Thursday, April 15, 2010

Charles Cohan














MGP09.I-X, 46" x 40", collograph print, ed of 1 +1 AP,2010

Mt. Rainier, 38" x 28", screenprint, ed. 5/10, 2010

Graduate Program Chair and Printmaking Professor Charles Cohan has a solo show Circuits on display at Curator's Office in Washington D.C. Circuits, Cohan's second solo exhibition at Curator's Office, includes two bodies of work, Tracks and Peaks. In Tracks "Cohan continues his interest in typologies imposed by humans on the land. Researching aerial views of race tracks on Google Earth... the race track circuits are then layered according to a particular season of races. The resulting mysterious tangle of lines evokes a knot gone awry or a pile of unwound paperclips Cohan admits to a fascination with ' the graphic overlapping of specific typology of architectonic forms, the simultaneous mapping if distinct yet coordinate information systems, the optical confusion that occurs within the overlaying of images of a shared type, and the loss of the original amidst the repetition of the similar.'"

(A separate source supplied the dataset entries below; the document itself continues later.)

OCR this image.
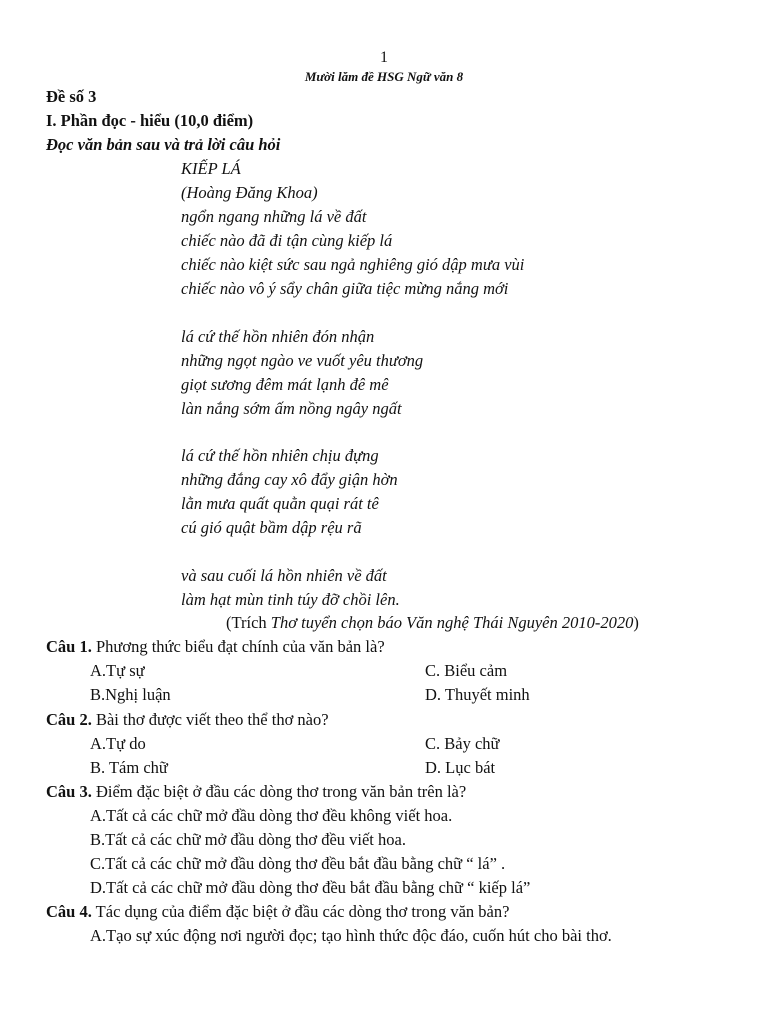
1
Mười lăm đề HSG Ngữ văn 8
Đề số 3
I. Phần đọc - hiểu (10,0 điểm)
Đọc văn bản sau và trả lời câu hỏi
KIẾP LÁ
(Hoàng Đăng Khoa)
ngổn ngang những lá về đất
chiếc nào đã đi tận cùng kiếp lá
chiếc nào kiệt sức sau ngả nghiêng gió dập mưa vùi
chiếc nào vô ý sẩy chân giữa tiệc mừng nắng mới
lá cứ thế hồn nhiên đón nhận
những ngọt ngào ve vuốt yêu thương
giọt sương đêm mát lạnh đê mê
làn nắng sớm ấm nồng ngây ngất
lá cứ thế hồn nhiên chịu đựng
những đắng cay xô đẩy giận hờn
lằn mưa quất quằn quại rát tê
cú gió quật bầm dập rệu rã
và sau cuối lá hồn nhiên về đất
làm hạt mùn tinh túy đỡ chồi lên.
(Trích Thơ tuyển chọn báo Văn nghệ Thái Nguyên 2010-2020)
Câu 1. Phương thức biểu đạt chính của văn bản là?
A.Tự sự	C. Biểu cảm
B.Nghị luận	D. Thuyết minh
Câu 2. Bài thơ được viết theo thể thơ nào?
A.Tự do	C. Bảy chữ
B. Tám chữ	D. Lục bát
Câu 3. Điểm đặc biệt ở đầu các dòng thơ trong văn bản trên là?
A.Tất cả các chữ mở đầu dòng thơ đều không viết hoa.
B.Tất cả các chữ mở đầu dòng thơ đều viết hoa.
C.Tất cả các chữ mở đầu dòng thơ đều bắt đầu bằng chữ “ lá” .
D.Tất cả các chữ mở đầu dòng thơ đều bắt đầu bằng chữ “ kiếp lá”
Câu 4. Tác dụng của điểm đặc biệt ở đầu các dòng thơ trong văn bản?
A.Tạo sự xúc động nơi người đọc; tạo hình thức độc đáo, cuốn hút cho bài thơ.
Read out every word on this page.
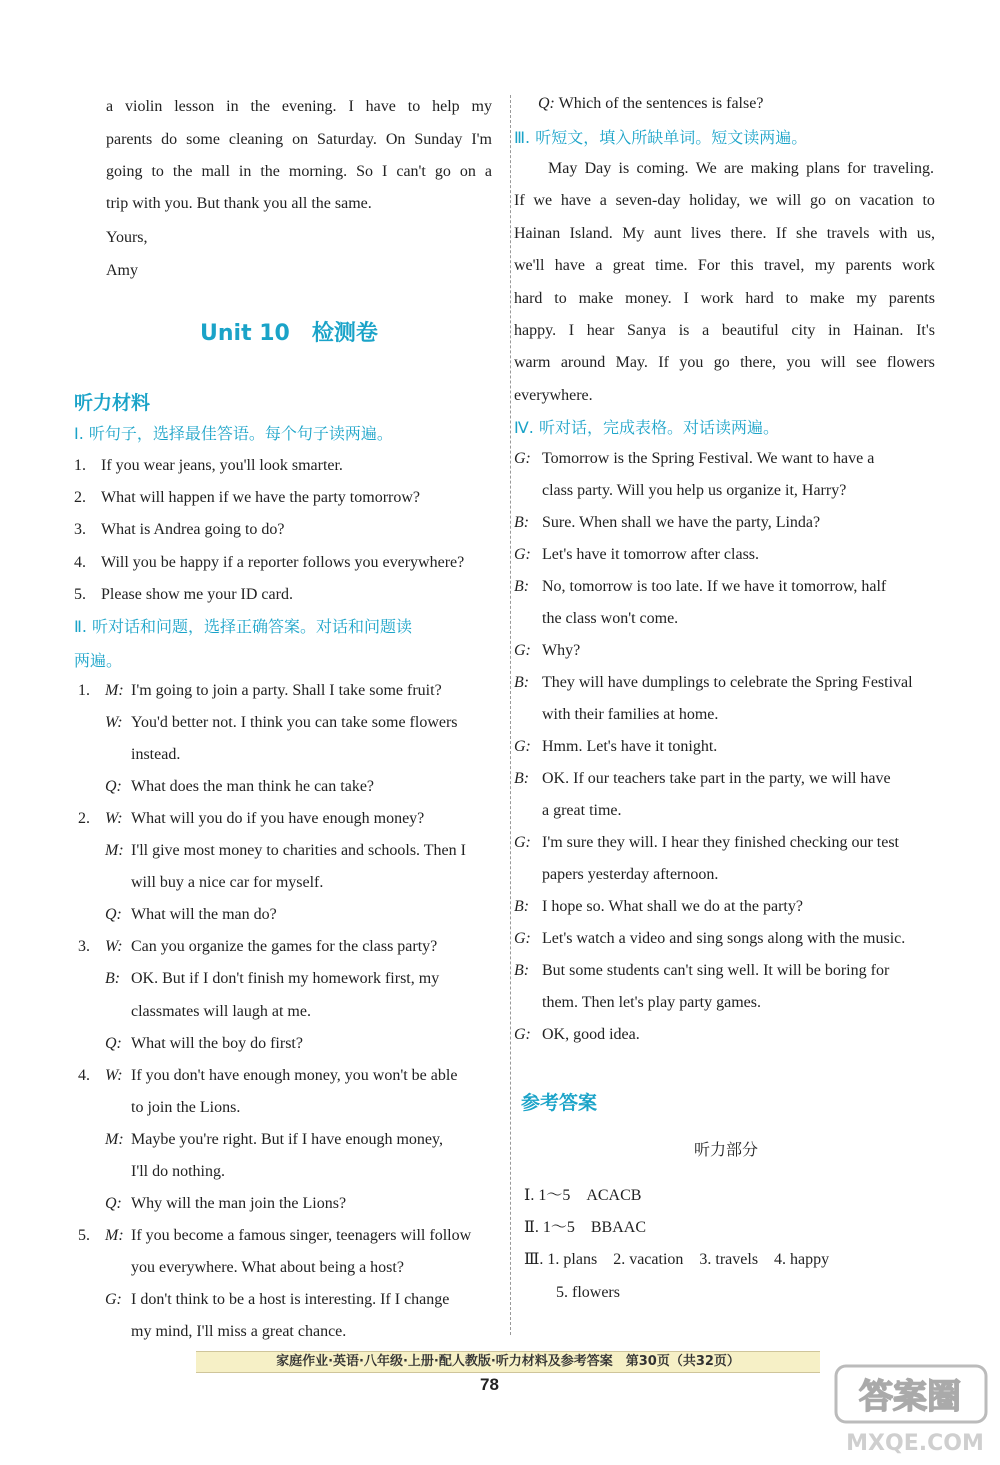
a violin lesson in the evening. I have to help my
parents do some cleaning on Saturday. On Sunday I'm
going to the mall in the morning. So I can't go on a
trip with you. But thank you all the same.
Yours,
Amy
Unit 10　检测卷
听力材料
Ⅰ. 听句子，选择最佳答语。每个句子读两遍。
1. If you wear jeans, you'll look smarter.
2. What will happen if we have the party tomorrow?
3. What is Andrea going to do?
4. Will you be happy if a reporter follows you everywhere?
5. Please show me your ID card.
Ⅱ. 听对话和问题，选择正确答案。对话和问题读
两遍。
1. M: I'm going to join a party. Shall I take some fruit?
W: You'd better not. I think you can take some flowers
instead.
Q: What does the man think he can take?
2. W: What will you do if you have enough money?
M: I'll give most money to charities and schools. Then I
will buy a nice car for myself.
Q: What will the man do?
3. W: Can you organize the games for the class party?
B: OK. But if I don't finish my homework first, my
classmates will laugh at me.
Q: What will the boy do first?
4. W: If you don't have enough money, you won't be able
to join the Lions.
M: Maybe you're right. But if I have enough money,
I'll do nothing.
Q: Why will the man join the Lions?
5. M: If you become a famous singer, teenagers will follow
you everywhere. What about being a host?
G: I don't think to be a host is interesting. If I change
my mind, I'll miss a great chance.
Q: Which of the sentences is false?
Ⅲ. 听短文，填入所缺单词。短文读两遍。
May Day is coming. We are making plans for traveling.
If we have a seven-day holiday, we will go on vacation to
Hainan Island. My aunt lives there. If she travels with us,
we'll have a great time. For this travel, my parents work
hard to make money. I work hard to make my parents
happy. I hear Sanya is a beautiful city in Hainan. It's
warm around May. If you go there, you will see flowers
everywhere.
Ⅳ. 听对话，完成表格。对话读两遍。
G: Tomorrow is the Spring Festival. We want to have a
class party. Will you help us organize it, Harry?
B: Sure. When shall we have the party, Linda?
G: Let's have it tomorrow after class.
B: No, tomorrow is too late. If we have it tomorrow, half
the class won't come.
G: Why?
B: They will have dumplings to celebrate the Spring Festival
with their families at home.
G: Hmm. Let's have it tonight.
B: OK. If our teachers take part in the party, we will have
a great time.
G: I'm sure they will. I hear they finished checking our test
papers yesterday afternoon.
B: I hope so. What shall we do at the party?
G: Let's watch a video and sing songs along with the music.
B: But some students can't sing well. It will be boring for
them. Then let's play party games.
G: OK, good idea.
参考答案
听力部分
Ⅰ. 1～5　ACACB
Ⅱ. 1～5　BBAAC
Ⅲ. 1. plans　2. vacation　3. travels　4. happy
5. flowers
家庭作业·英语·八年级·上册·配人教版·听力材料及参考答案　第30页（共32页）
78	答案圈
MXQE.COM
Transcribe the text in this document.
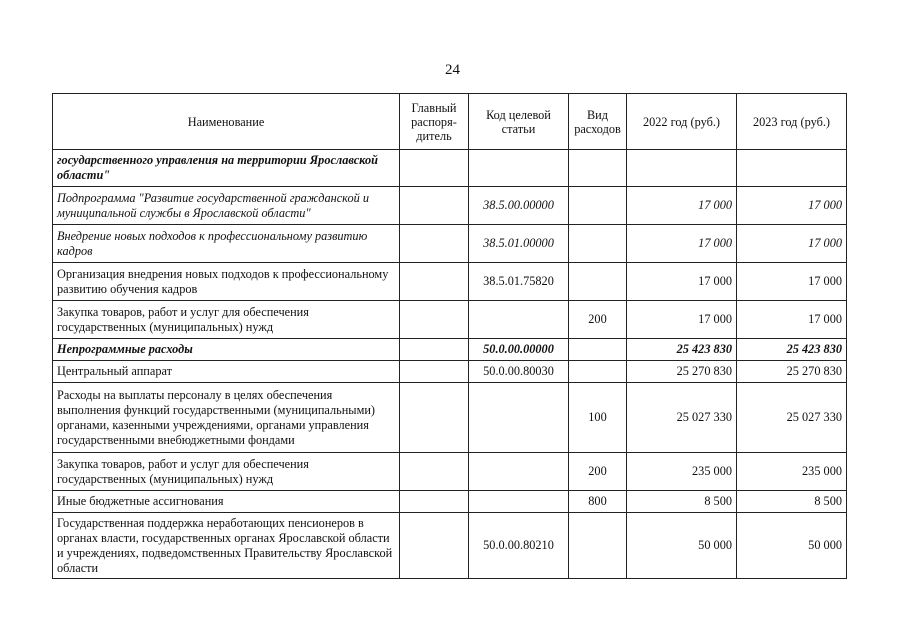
24
Наименование	Главный распоря-дитель	Код целевой статьи	Вид расходов	2022 год (руб.)	2023 год (руб.)
государственного управления на территории Ярославской области"					
Подпрограмма "Развитие государственной гражданской и муниципальной службы в Ярославской области"		38.5.00.00000		17 000	17 000
Внедрение новых подходов к профессиональному развитию кадров		38.5.01.00000		17 000	17 000
Организация внедрения новых подходов к профессиональному развитию обучения кадров		38.5.01.75820		17 000	17 000
Закупка товаров, работ и услуг для обеспечения государственных (муниципальных) нужд			200	17 000	17 000
Непрограммные расходы		50.0.00.00000		25 423 830	25 423 830
Центральный аппарат		50.0.00.80030		25 270 830	25 270 830
Расходы на выплаты персоналу в целях обеспечения выполнения функций государственными (муниципальными) органами, казенными учреждениями, органами управления государственными внебюджетными фондами			100	25 027 330	25 027 330
Закупка товаров, работ и услуг для обеспечения государственных (муниципальных) нужд			200	235 000	235 000
Иные бюджетные ассигнования			800	8 500	8 500
Государственная поддержка неработающих пенсионеров в органах власти, государственных органах Ярославской области и учреждениях, подведомственных Правительству Ярославской области		50.0.00.80210		50 000	50 000
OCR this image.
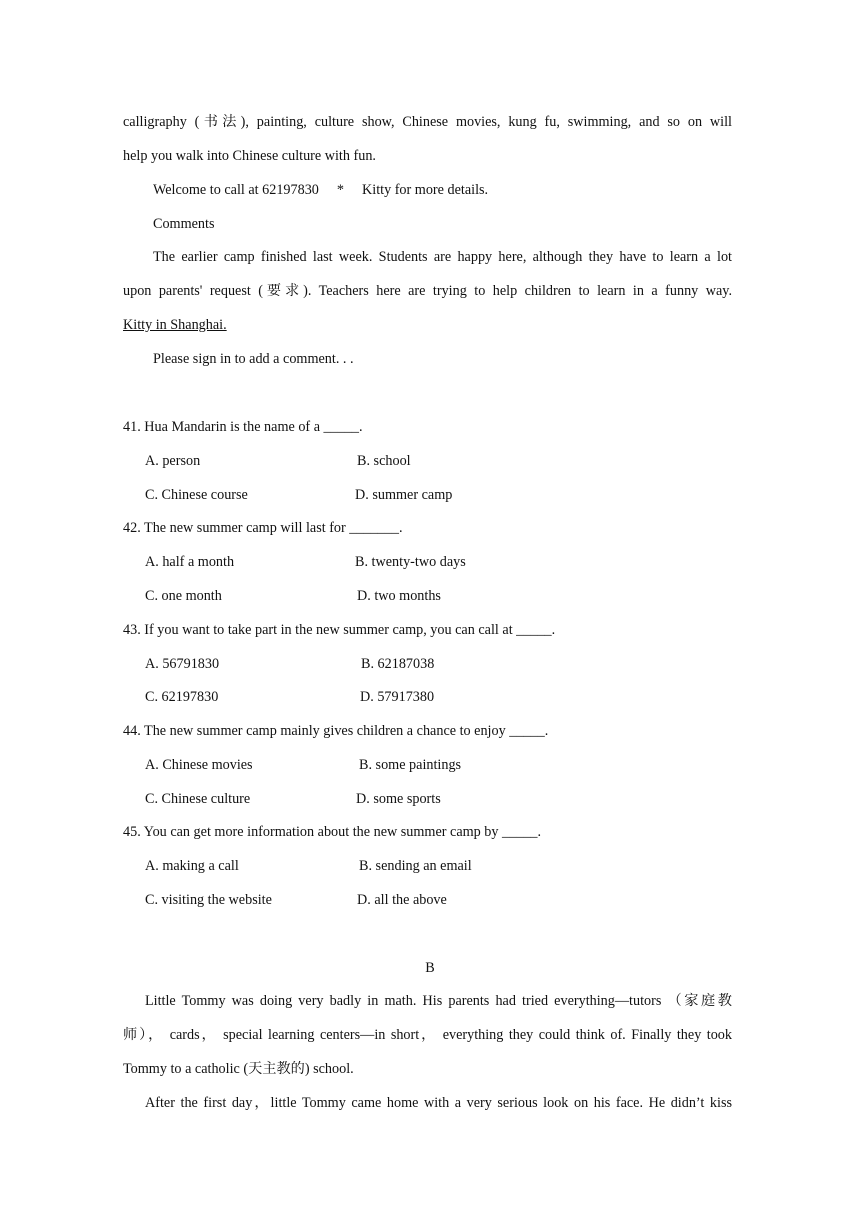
calligraphy (书法), painting, culture show, Chinese movies, kung fu, swimming, and so on will
help you walk into Chinese culture with fun.
Welcome to call at 62197830 * Kitty for more details.
Comments
The earlier camp finished last week. Students are happy here, although they have to learn a lot
upon parents' request (要求). Teachers here are trying to help children to learn in a funny way.
Kitty in Shanghai.
Please sign in to add a comment. . .
41. Hua Mandarin is the name of a _____.
A. person	B. school
C. Chinese course	D. summer camp
42. The new summer camp will last for _______.
A. half a month	B. twenty-two days
C. one month	D. two months
43. If you want to take part in the new summer camp, you can call at _____.
A. 56791830	B. 62187038
C. 62197830	D. 57917380
44. The new summer camp mainly gives children a chance to enjoy _____.
A. Chinese movies	B. some paintings
C. Chinese culture	D. some sports
45. You can get more information about the new summer camp by _____.
A. making a call	B. sending an email
C. visiting the website	D. all the above
B
Little Tommy was doing very badly in math. His parents had tried everything—tutors （家庭教
师）， cards， special learning centers—in short， everything they could think of. Finally they took
Tommy to a catholic (天主教的) school.
After the first day，little Tommy came home with a very serious look on his face. He didn’t kiss
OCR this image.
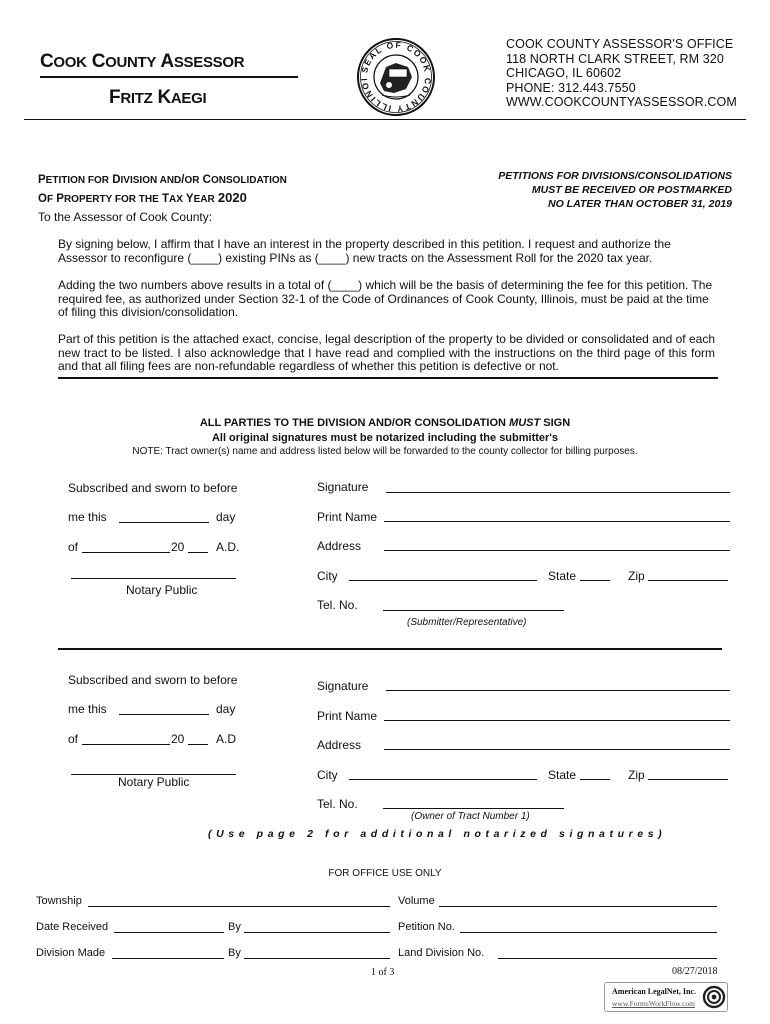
COOK COUNTY ASSESSOR
FRITZ KAEGI
SEAL OF COOK COUNTY ILLINOI
COOK COUNTY ASSESSOR'S OFFICE
118 NORTH CLARK STREET, RM 320
CHICAGO, IL 60602
PHONE: 312.443.7550
WWW.COOKCOUNTYASSESSOR.COM
PETITION FOR DIVISION AND/OR CONSOLIDATION
OF PROPERTY FOR THE TAX YEAR 2020
PETITIONS FOR DIVISIONS/CONSOLIDATIONS
MUST BE RECEIVED OR POSTMARKED
NO LATER THAN OCTOBER 31, 2019
To the Assessor of Cook County:

By signing below, I affirm that I have an interest in the property described in this petition. I request and authorize the Assessor to reconfigure (____) existing PINs as (____) new tracts on the Assessment Roll for the 2020 tax year.

Adding the two numbers above results in a total of (____) which will be the basis of determining the fee for this petition. The required fee, as authorized under Section 32-1 of the Code of Ordinances of Cook County, Illinois, must be paid at the time of filing this division/consolidation.

Part of this petition is the attached exact, concise, legal description of the property to be divided or consolidated and of each new tract to be listed. I also acknowledge that I have read and complied with the instructions on the third page of this form and that all filing fees are non-refundable regardless of whether this petition is defective or not.

ALL PARTIES TO THE DIVISION AND/OR CONSOLIDATION MUST SIGN
All original signatures must be notarized including the submitter's
NOTE: Tract owner(s) name and address listed below will be forwarded to the county collector for billing purposes.
Subscribed and sworn to before
me this	day
of	20	A.D.
Notary Public
Signature
Print Name
Address
City	State	Zip
Tel. No.
(Submitter/Representative)
Subscribed and sworn to before
me this	day
of	20	A.D
Notary Public
Signature
Print Name
Address
City	State	Zip
Tel. No.
(Owner of Tract Number 1)
(Use page 2 for additional notarized signatures)
FOR OFFICE USE ONLY
Township	Volume
Date Received	By	Petition No.
Division Made	By	Land Division No.
1 of 3	08/27/2018
American LegalNet, Inc.
www.FormsWorkFlow.com
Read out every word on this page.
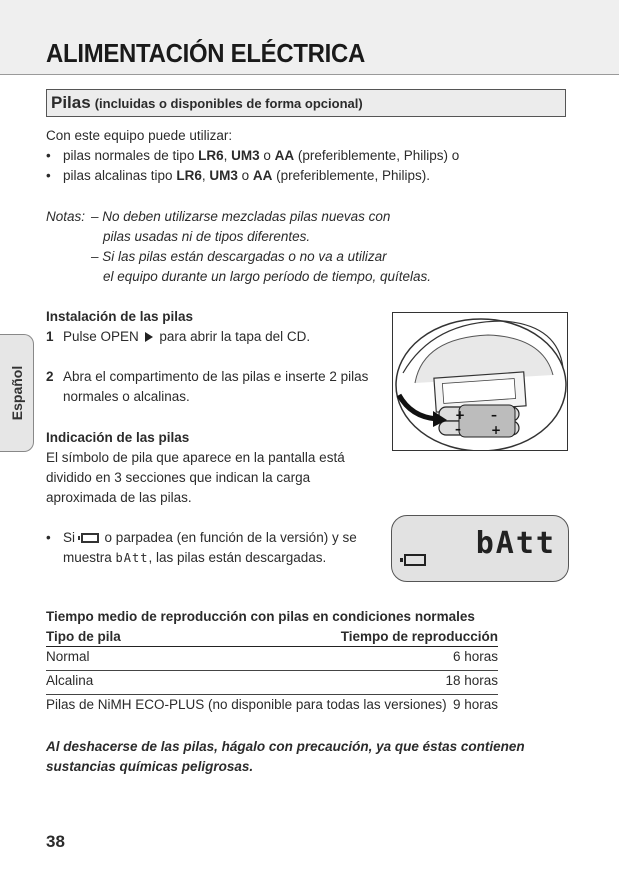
ALIMENTACIÓN ELÉCTRICA
Pilas (incluidas o disponibles de forma opcional)
Español
Con este equipo puede utilizar:
• pilas normales de tipo LR6, UM3 o AA (preferiblemente, Philips) o
• pilas alcalinas tipo LR6, UM3 o AA (preferiblemente, Philips).
Notas: – No deben utilizarse mezcladas pilas nuevas con
pilas usadas ni de tipos diferentes.
– Si las pilas están descargadas o no va a utilizar
el equipo durante un largo período de tiempo, quítelas.
Instalación de las pilas
1 Pulse OPEN para abrir la tapa del CD.
2 Abra el compartimento de las pilas e inserte 2 pilas
normales o alcalinas.
+ –
–	+
Indicación de las pilas
El símbolo de pila que aparece en la pantalla está
dividido en 3 secciones que indican la carga
aproximada de las pilas.
• Si o parpadea (en función de la versión) y se
muestra bAtt, las pilas están descargadas.	bAtt
Tiempo medio de reproducción con pilas en condiciones normales
Tipo de pila	Tiempo de reproducción
Normal	6 horas
Alcalina	18 horas
Pilas de NiMH ECO-PLUS (no disponible para todas las versiones) 9 horas
Al deshacerse de las pilas, hágalo con precaución, ya que éstas contienen
sustancias químicas peligrosas.
38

In Peaks Cohan references topographical maps to translate his relationship to the Mountains of the Pacific Northwest. According to essayist Jaimey Hamilton "The series represents Cohan's personal relationship to the mountains of the Pacific Northwest he has chosen to commemorate his traverse on these mountains in an interesting way... Each print is made of an accumulation of up to 24 incrementally smaller shapes of ink that each represent 80 ft. on a map... The exact measurements and contours of the topographical survey actually obscure the identity of the peaks."

Circuits which opened on April 3, 2010 will be on display until May 1, 2010.